Total population | |
---|---|
(8,185 (2010 estimate)) | |
Regions with significant populations | |
Pacific American Islands (Guam, Northern Mariana Islands and Hawaii), West Coast (Southern of California and Portland, Oregon), Texas, Kansas City (Missouri) and Central Florida (in an area that extends from Orlando to Tampa and Clearwater) | |
Languages | |
English · Chuukese · Pohnpeian · Yapese · and Kosraean | |
Religion | |
Protestantism (majority) and Catholicism (minority) | |
Related ethnic groups | |
English people · other American groups of Micronesian origin (Chamorro, Palauan, Marshallese) |
Micronesian Americans are Americans who are descended from people of the Federated States of Micronesia. According to the 2010 census, a total of 8,185 residents self-identified as having origins in the country, which consists of four states. More than half of these residents identified their origin as Chuuk State (4,211) with the rest as follows: 2,060 people from Pohnpei, 1,018 from Yap, and 906 people from Kosrae.
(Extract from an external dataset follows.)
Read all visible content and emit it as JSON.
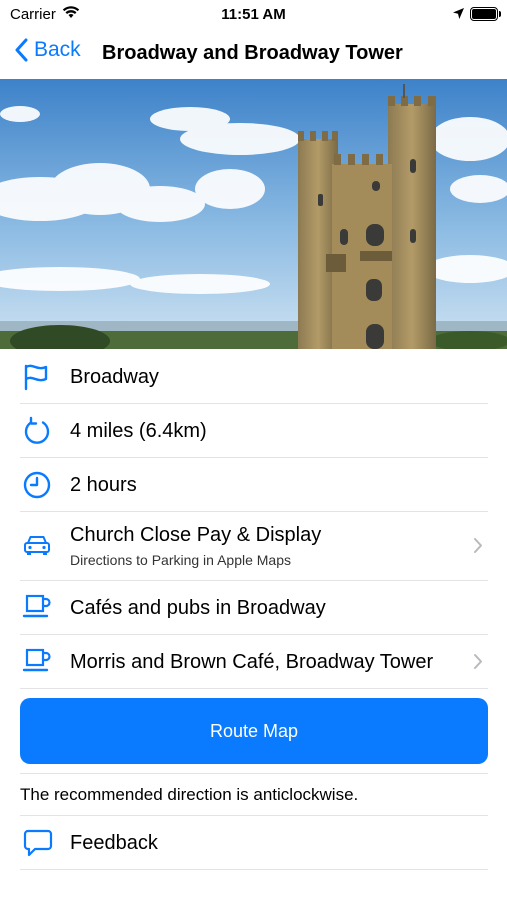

Beginning in the early 1970s when the Pell Grant was extended, several hundred people from Micronesia (including the country Micronesia and the other Micronesian islands) emigrated yearly to the United States to attend college. By the late 1970s, many Micronesians were emigrating to Guam and the U.S. with the intention of establishing a permanent residence there. The 1980 U.S. Census found several hundred people from the FSM already residing in the U.S., with most of them being outer island Yapese. These mostly educated young people did not want to return to their outer atolls and did not want to settle in Yap, where they lacked social status and where land was scarce.
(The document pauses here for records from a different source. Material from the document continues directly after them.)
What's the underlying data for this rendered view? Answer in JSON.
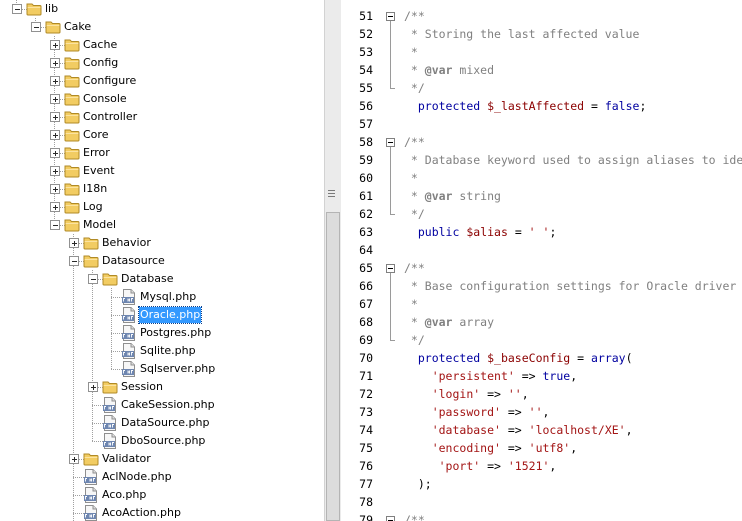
{
  "tree": {
    "selected_index": 17,
    "items": [
      {
        "label": "lib",
        "depth": 0,
        "type": "folder",
        "expander": "minus"
      },
      {
        "label": "Cake",
        "depth": 1,
        "type": "folder",
        "expander": "minus"
      },
      {
        "label": "Cache",
        "depth": 2,
        "type": "folder",
        "expander": "plus"
      },
      {
        "label": "Config",
        "depth": 2,
        "type": "folder",
        "expander": "plus"
      },
      {
        "label": "Configure",
        "depth": 2,
        "type": "folder",
        "expander": "plus"
      },
      {
        "label": "Console",
        "depth": 2,
        "type": "folder",
        "expander": "plus"
      },
      {
        "label": "Controller",
        "depth": 2,
        "type": "folder",
        "expander": "plus"
      },
      {
        "label": "Core",
        "depth": 2,
        "type": "folder",
        "expander": "plus"
      },
      {
        "label": "Error",
        "depth": 2,
        "type": "folder",
        "expander": "plus"
      },
      {
        "label": "Event",
        "depth": 2,
        "type": "folder",
        "expander": "plus"
      },
      {
        "label": "I18n",
        "depth": 2,
        "type": "folder",
        "expander": "plus"
      },
      {
        "label": "Log",
        "depth": 2,
        "type": "folder",
        "expander": "plus"
      },
      {
        "label": "Model",
        "depth": 2,
        "type": "folder",
        "expander": "minus"
      },
      {
        "label": "Behavior",
        "depth": 3,
        "type": "folder",
        "expander": "plus"
      },
      {
        "label": "Datasource",
        "depth": 3,
        "type": "folder",
        "expander": "minus"
      },
      {
        "label": "Database",
        "depth": 4,
        "type": "folder",
        "expander": "minus"
      },
      {
        "label": "Mysql.php",
        "depth": 5,
        "type": "file"
      },
      {
        "label": "Oracle.php",
        "depth": 5,
        "type": "file"
      },
      {
        "label": "Postgres.php",
        "depth": 5,
        "type": "file"
      },
      {
        "label": "Sqlite.php",
        "depth": 5,
        "type": "file"
      },
      {
        "label": "Sqlserver.php",
        "depth": 5,
        "type": "file"
      },
      {
        "label": "Session",
        "depth": 4,
        "type": "folder",
        "expander": "plus"
      },
      {
        "label": "CakeSession.php",
        "depth": 4,
        "type": "file"
      },
      {
        "label": "DataSource.php",
        "depth": 4,
        "type": "file"
      },
      {
        "label": "DboSource.php",
        "depth": 4,
        "type": "file"
      },
      {
        "label": "Validator",
        "depth": 3,
        "type": "folder",
        "expander": "plus"
      },
      {
        "label": "AclNode.php",
        "depth": 3,
        "type": "file"
      },
      {
        "label": "Aco.php",
        "depth": 3,
        "type": "file"
      },
      {
        "label": "AcoAction.php",
        "depth": 3,
        "type": "file"
      }
    ]
  },
  "editor": {
    "lines": [
      {
        "num": "51",
        "fold": "start",
        "tokens": [
          [
            "comment",
            "/**"
          ]
        ]
      },
      {
        "num": "52",
        "fold": "mid",
        "tokens": [
          [
            "comment",
            " * Storing the last affected value"
          ]
        ]
      },
      {
        "num": "53",
        "fold": "mid",
        "tokens": [
          [
            "comment",
            " *"
          ]
        ]
      },
      {
        "num": "54",
        "fold": "mid",
        "tokens": [
          [
            "comment",
            " * "
          ],
          [
            "tag",
            "@var"
          ],
          [
            "comment",
            " mixed"
          ]
        ]
      },
      {
        "num": "55",
        "fold": "end",
        "tokens": [
          [
            "comment",
            " */"
          ]
        ]
      },
      {
        "num": "56",
        "fold": "",
        "tokens": [
          [
            "default",
            "  "
          ],
          [
            "keyword",
            "protected"
          ],
          [
            "default",
            " "
          ],
          [
            "var",
            "$_lastAffected"
          ],
          [
            "default",
            " = "
          ],
          [
            "keyword",
            "false"
          ],
          [
            "default",
            ";"
          ]
        ]
      },
      {
        "num": "57",
        "fold": "",
        "tokens": []
      },
      {
        "num": "58",
        "fold": "start",
        "tokens": [
          [
            "comment",
            "/**"
          ]
        ]
      },
      {
        "num": "59",
        "fold": "mid",
        "tokens": [
          [
            "comment",
            " * Database keyword used to assign aliases to identifiers."
          ]
        ]
      },
      {
        "num": "60",
        "fold": "mid",
        "tokens": [
          [
            "comment",
            " *"
          ]
        ]
      },
      {
        "num": "61",
        "fold": "mid",
        "tokens": [
          [
            "comment",
            " * "
          ],
          [
            "tag",
            "@var"
          ],
          [
            "comment",
            " string"
          ]
        ]
      },
      {
        "num": "62",
        "fold": "end",
        "tokens": [
          [
            "comment",
            " */"
          ]
        ]
      },
      {
        "num": "63",
        "fold": "",
        "tokens": [
          [
            "default",
            "  "
          ],
          [
            "keyword",
            "public"
          ],
          [
            "default",
            " "
          ],
          [
            "var",
            "$alias"
          ],
          [
            "default",
            " = "
          ],
          [
            "string",
            "' '"
          ],
          [
            "default",
            ";"
          ]
        ]
      },
      {
        "num": "64",
        "fold": "",
        "tokens": []
      },
      {
        "num": "65",
        "fold": "start",
        "tokens": [
          [
            "comment",
            "/**"
          ]
        ]
      },
      {
        "num": "66",
        "fold": "mid",
        "tokens": [
          [
            "comment",
            " * Base configuration settings for Oracle driver"
          ]
        ]
      },
      {
        "num": "67",
        "fold": "mid",
        "tokens": [
          [
            "comment",
            " *"
          ]
        ]
      },
      {
        "num": "68",
        "fold": "mid",
        "tokens": [
          [
            "comment",
            " * "
          ],
          [
            "tag",
            "@var"
          ],
          [
            "comment",
            " array"
          ]
        ]
      },
      {
        "num": "69",
        "fold": "end",
        "tokens": [
          [
            "comment",
            " */"
          ]
        ]
      },
      {
        "num": "70",
        "fold": "",
        "tokens": [
          [
            "default",
            "  "
          ],
          [
            "keyword",
            "protected"
          ],
          [
            "default",
            " "
          ],
          [
            "var",
            "$_baseConfig"
          ],
          [
            "default",
            " = "
          ],
          [
            "keyword",
            "array"
          ],
          [
            "default",
            "("
          ]
        ]
      },
      {
        "num": "71",
        "fold": "",
        "tokens": [
          [
            "default",
            "    "
          ],
          [
            "string",
            "'persistent'"
          ],
          [
            "default",
            " => "
          ],
          [
            "keyword",
            "true"
          ],
          [
            "default",
            ","
          ]
        ]
      },
      {
        "num": "72",
        "fold": "",
        "tokens": [
          [
            "default",
            "    "
          ],
          [
            "string",
            "'login'"
          ],
          [
            "default",
            " => "
          ],
          [
            "string",
            "''"
          ],
          [
            "default",
            ","
          ]
        ]
      },
      {
        "num": "73",
        "fold": "",
        "tokens": [
          [
            "default",
            "    "
          ],
          [
            "string",
            "'password'"
          ],
          [
            "default",
            " => "
          ],
          [
            "string",
            "''"
          ],
          [
            "default",
            ","
          ]
        ]
      },
      {
        "num": "74",
        "fold": "",
        "tokens": [
          [
            "default",
            "    "
          ],
          [
            "string",
            "'database'"
          ],
          [
            "default",
            " => "
          ],
          [
            "string",
            "'localhost/XE'"
          ],
          [
            "default",
            ","
          ]
        ]
      },
      {
        "num": "75",
        "fold": "",
        "tokens": [
          [
            "default",
            "    "
          ],
          [
            "string",
            "'encoding'"
          ],
          [
            "default",
            " => "
          ],
          [
            "string",
            "'utf8'"
          ],
          [
            "default",
            ","
          ]
        ]
      },
      {
        "num": "76",
        "fold": "",
        "tokens": [
          [
            "default",
            "     "
          ],
          [
            "string",
            "'port'"
          ],
          [
            "default",
            " => "
          ],
          [
            "string",
            "'1521'"
          ],
          [
            "default",
            ","
          ]
        ]
      },
      {
        "num": "77",
        "fold": "",
        "tokens": [
          [
            "default",
            "  );"
          ]
        ]
      },
      {
        "num": "78",
        "fold": "",
        "tokens": []
      },
      {
        "num": "79",
        "fold": "start",
        "tokens": [
          [
            "comment",
            "/**"
          ]
        ]
      }
    ]
  },
  "icons": {
    "folder": "folder-icon",
    "php_file": "php-file-icon",
    "expand": "plus-expander-icon",
    "collapse": "minus-expander-icon",
    "splitter_grip": "grip-icon"
  },
  "colors": {
    "selection": "#3399ff",
    "comment": "#808080",
    "keyword": "#0000a0",
    "variable": "#8b0000",
    "string": "#a31515",
    "folder": "#f0c85a"
  }
}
In 1986, Micronesians obtained the right to live and work in the U.S. permanently, thanks to the Compact of Free Association covering the FSM, the Republic of the Marshall Islands (RMI), and the Republic of Palau. At first, the Micronesian emigrants to the U.S. under the compact were heavily Chuukese, with most of them settling in Guam and Saipan. When both of these islands experienced recession in the early 1990s, Micronesians increasingly headed for Hawaii. Micronesian migration to the U.S. increased significantly in the mid-1990s when compact funding for the FSM and the RMI decreased.
In 2006, an article in the Micronesian Counselor estimated that over 30,000 Micronesian citizens were living in the United States and its territories. According to this source, one in four Micronesians were living in the U.S. or its territories. However, in the 2010 U.S. census, only 8,185 U.S. residents said they were descended from the FSM.